Francuski lotniskowiec Clemenceau po wycofaniu ze służby od 1997 r. rdzewiał przy nabrzeżu portu w Tulonie. Wśród pomysłów, jakie mieli Francuzi na pozbycie się tych 27 tys. ton bezużytecznej stali, było nawet utworzenie z nich sztucznej rafy. Gdy się nie udało, władze chciały go złomować w Azji. Okręt wyruszył nawet na złomowisko w indyjskim mieście Alang, gdzie każdego roku swój żywot kończy ponad 600 statków z całego świata. Protesty ekologów sprawiły jednak, że został zawrócony.
Cmentarz statków
22-letni Shahim, jak większość mężczyzn z jego wioski w północnym Bangladeszu, opuścił biedne rodzinne strony, by szukać pracy na wybrzeżu. Znalazł ją na złomowisku w Chitatong. W październiku 2005 r. rozbierał statek Dia. Z kilkoma robotnikami wszedł do pustego zbiornika na paliwo. Gdy spawacz uruchomił palnik, eksplodowały opary. Shahim i dwaj jego towarzysze spłonęli żywcem, a kilku innych robotników zostało poparzonych.

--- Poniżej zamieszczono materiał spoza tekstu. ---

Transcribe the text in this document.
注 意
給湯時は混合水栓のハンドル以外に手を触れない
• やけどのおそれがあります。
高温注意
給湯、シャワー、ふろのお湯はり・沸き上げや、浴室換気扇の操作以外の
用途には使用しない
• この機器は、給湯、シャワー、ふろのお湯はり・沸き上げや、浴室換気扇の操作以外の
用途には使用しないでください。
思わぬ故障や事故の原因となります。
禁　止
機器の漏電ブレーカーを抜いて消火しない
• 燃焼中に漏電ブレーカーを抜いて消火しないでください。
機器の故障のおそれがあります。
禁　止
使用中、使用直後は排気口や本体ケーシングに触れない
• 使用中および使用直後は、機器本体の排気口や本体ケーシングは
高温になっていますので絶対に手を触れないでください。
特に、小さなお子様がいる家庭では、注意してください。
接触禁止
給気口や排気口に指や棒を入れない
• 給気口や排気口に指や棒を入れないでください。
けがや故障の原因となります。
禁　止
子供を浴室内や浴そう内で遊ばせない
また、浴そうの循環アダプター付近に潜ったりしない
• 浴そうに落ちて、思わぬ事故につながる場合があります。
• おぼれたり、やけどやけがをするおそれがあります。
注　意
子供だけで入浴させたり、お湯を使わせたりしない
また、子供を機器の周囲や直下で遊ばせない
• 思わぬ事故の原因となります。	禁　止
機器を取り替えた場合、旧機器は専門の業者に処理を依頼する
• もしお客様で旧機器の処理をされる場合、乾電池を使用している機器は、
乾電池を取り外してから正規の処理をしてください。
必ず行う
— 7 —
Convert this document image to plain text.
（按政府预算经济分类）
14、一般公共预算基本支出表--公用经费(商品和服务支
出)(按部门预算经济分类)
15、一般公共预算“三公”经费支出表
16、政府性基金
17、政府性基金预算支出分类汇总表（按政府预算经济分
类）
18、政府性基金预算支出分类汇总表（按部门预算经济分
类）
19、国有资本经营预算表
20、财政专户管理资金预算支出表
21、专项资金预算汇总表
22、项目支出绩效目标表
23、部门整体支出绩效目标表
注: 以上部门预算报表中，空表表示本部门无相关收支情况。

Nie ma tygodnia, by na złomowiskach w Indiach i Bangladeszu nie było ofiar. Codziennie dochodzi do wypadków, w których są ranni. Robotnicy zarabiają 1,5 dol. dziennie. Pracują w zabójczych warunkach na plażach zamienionych w składy złomu. Nikt ich nie szkoli i nie daje im odzieży ochronnej. Grzęzną w kałużach oleju, wdychają trujące opary i narażają się na promieniowanie radioaktywnego wyposażenia jednostek.